Work needed at the state level

Ferrioli said he hasn’t found much help in Salem. He said state lawmakers representing more urban areas don’t understand how the Forest Service’s “mismanagement” leads to huge losses of valuable natural resources and ultimately results in more environmental harm through thick summer wildfire smoke.

“I can’t get them to take this seriously,” Ferrioli said, “because it’s not happening in their yard.”

Ron Lundbom, mayor of John Day, said he and others in the community around last year’s devastating Canyon Creek fire are frustrated by lawsuits by environmental groups in the past that had limited logging.

He said he’s heard arguments about how forests are harmed when loggers go in using bulldozers or other heavy machinery.
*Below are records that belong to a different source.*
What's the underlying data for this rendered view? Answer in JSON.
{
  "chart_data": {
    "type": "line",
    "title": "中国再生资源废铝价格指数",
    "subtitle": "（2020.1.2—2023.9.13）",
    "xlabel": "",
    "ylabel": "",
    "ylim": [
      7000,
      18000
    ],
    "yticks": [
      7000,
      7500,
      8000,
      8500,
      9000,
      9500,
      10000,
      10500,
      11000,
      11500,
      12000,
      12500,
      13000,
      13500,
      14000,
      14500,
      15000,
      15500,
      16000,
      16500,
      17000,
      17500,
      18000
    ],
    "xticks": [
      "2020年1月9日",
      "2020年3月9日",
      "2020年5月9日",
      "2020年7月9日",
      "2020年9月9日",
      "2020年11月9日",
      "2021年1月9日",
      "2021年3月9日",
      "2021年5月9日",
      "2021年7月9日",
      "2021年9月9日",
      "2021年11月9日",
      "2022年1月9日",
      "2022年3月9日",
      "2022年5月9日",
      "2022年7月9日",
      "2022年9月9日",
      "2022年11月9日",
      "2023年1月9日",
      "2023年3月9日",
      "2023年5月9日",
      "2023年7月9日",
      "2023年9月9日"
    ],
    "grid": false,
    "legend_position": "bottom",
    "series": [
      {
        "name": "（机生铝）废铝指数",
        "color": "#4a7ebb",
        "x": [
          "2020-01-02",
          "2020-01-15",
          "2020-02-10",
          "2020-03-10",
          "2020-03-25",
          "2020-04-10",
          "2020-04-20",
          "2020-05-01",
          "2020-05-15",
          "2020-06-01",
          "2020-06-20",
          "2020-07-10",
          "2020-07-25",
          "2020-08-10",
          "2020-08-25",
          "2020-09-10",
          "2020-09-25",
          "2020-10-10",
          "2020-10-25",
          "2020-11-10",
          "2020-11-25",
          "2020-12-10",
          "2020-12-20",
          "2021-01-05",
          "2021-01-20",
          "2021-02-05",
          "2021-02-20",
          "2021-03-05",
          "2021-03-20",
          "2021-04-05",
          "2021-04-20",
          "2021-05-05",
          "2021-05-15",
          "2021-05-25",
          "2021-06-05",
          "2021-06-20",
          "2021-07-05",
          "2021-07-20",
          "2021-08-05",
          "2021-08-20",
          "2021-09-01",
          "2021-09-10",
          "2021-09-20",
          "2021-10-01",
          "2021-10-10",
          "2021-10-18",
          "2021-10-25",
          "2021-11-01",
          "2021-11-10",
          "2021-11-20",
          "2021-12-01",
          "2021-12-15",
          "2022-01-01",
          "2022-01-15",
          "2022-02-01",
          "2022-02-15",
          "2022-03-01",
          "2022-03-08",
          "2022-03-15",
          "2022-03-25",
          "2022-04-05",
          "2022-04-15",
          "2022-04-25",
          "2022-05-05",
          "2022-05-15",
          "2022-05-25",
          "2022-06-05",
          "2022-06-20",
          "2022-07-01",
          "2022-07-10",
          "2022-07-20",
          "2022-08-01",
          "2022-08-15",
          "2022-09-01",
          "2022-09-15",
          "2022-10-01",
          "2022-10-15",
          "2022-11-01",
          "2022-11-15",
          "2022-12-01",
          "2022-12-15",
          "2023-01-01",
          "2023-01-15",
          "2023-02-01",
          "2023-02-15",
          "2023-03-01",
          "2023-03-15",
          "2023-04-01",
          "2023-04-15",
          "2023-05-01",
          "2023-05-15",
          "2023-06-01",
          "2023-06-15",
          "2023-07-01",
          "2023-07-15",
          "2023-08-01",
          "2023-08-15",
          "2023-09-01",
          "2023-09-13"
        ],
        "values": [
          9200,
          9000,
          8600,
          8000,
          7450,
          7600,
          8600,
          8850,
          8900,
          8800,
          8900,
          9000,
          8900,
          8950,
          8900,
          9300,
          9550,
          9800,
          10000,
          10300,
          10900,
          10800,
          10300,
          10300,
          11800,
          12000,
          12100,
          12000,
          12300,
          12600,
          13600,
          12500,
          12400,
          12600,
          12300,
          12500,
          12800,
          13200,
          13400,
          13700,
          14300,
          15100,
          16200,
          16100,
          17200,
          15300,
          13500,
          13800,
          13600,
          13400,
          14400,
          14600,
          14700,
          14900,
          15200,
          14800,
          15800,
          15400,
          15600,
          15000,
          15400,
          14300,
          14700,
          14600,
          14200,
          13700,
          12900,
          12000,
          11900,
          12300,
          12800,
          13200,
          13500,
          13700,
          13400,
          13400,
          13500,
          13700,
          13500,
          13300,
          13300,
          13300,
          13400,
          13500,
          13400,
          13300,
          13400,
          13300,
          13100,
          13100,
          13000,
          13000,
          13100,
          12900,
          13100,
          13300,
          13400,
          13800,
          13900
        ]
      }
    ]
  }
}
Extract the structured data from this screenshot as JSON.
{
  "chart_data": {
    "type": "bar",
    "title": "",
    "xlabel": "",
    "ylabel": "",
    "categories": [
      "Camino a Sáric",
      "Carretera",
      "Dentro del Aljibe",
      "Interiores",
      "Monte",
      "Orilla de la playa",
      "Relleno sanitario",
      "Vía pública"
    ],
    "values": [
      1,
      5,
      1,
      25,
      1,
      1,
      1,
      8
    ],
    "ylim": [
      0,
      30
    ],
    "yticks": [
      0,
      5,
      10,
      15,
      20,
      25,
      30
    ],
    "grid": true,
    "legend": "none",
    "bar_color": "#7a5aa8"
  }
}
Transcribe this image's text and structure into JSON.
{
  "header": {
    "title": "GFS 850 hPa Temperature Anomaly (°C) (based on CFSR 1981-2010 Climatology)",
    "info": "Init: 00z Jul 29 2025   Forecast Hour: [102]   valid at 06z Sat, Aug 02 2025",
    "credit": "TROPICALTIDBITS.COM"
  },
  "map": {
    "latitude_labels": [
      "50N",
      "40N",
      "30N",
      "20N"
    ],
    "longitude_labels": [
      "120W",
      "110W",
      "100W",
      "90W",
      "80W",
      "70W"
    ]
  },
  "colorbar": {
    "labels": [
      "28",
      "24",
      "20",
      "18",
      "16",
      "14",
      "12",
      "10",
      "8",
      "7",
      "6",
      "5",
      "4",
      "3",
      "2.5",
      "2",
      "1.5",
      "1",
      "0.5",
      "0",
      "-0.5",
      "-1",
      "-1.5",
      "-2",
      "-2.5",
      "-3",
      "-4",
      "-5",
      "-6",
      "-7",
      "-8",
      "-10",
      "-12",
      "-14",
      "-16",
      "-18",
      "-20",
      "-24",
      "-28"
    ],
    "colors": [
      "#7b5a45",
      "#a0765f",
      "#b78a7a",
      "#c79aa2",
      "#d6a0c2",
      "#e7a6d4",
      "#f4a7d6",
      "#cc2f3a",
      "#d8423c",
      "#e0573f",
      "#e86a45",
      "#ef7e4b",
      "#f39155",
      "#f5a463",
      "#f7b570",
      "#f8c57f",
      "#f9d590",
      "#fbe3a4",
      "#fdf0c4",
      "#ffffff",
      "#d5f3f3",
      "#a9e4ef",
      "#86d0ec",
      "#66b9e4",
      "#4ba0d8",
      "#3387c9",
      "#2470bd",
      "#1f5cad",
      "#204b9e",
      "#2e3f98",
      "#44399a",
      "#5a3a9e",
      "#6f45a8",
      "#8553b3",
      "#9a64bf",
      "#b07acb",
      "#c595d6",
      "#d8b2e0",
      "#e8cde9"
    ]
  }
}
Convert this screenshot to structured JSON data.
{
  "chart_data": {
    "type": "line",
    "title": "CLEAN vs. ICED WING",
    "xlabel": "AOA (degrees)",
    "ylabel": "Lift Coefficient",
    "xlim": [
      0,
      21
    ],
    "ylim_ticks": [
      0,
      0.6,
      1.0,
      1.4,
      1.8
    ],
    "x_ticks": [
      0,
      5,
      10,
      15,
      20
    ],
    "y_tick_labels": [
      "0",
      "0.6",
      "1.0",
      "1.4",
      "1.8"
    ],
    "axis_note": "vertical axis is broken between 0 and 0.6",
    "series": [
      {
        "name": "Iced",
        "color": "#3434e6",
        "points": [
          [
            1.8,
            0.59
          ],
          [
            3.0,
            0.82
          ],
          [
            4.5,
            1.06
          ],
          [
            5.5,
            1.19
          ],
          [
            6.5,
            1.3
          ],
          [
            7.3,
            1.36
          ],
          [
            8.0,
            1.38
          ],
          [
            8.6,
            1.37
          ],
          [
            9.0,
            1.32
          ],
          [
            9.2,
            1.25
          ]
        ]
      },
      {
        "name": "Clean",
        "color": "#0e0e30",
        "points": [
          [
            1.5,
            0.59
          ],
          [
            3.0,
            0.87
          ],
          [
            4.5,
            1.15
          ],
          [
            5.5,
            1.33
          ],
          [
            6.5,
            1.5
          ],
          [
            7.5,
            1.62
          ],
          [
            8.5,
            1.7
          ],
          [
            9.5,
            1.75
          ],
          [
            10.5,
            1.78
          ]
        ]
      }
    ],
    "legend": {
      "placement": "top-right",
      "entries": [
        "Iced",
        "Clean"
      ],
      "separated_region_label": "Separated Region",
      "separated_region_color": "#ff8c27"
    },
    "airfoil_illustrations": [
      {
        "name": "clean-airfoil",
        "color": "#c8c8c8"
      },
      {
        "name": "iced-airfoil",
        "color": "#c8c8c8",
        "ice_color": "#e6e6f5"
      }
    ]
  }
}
But a wildfire like last year’s “nukes the ground so that nothing grows here for 10 years.”

“They have pushed us not to log or clean our forests up as we have in the past,” Lundbom said. “I can’t believe they’re not up in arms over last year’s fire.”

No lawsuits have been filed over planned restoration projects in the Malheur for many years. That run is largely credited to work by “collaborative groups” – made up of community members, loggers, Forest Service officials and conservationists – that review projects, tour the targeted areas and ultimately, create trust among the participants.

Still, there is persistent opposition to many of the specific measures proposed to speed up environmental reviews, limit litigation, and expedite the treatments in forests. Some groups worry restoration work is a Trojan horse for much larger harvests of larger trees, and that the work compacts forest soils, destroys watersheds and threatens fish and wildlife.

If the Forest Service significantly increases the pace and scale of those projects, legal appeals and objections could increase again.

Schrader, a Democratic congressman who supports Wyden’s budget plan, said such litigation has made the agency “afraid of its own shadow.”

“A lot of folks in our urban environments, in all due respect, are living back in the 1970s and 1980s in terms of timber policy,” Schrader said. “We’re bankrupting rural Oregon. These communities are not coming back from the recession and won’t until we allow thoughtful forest management and let them earn a living out there in the woods and protect our most valued natural resources.”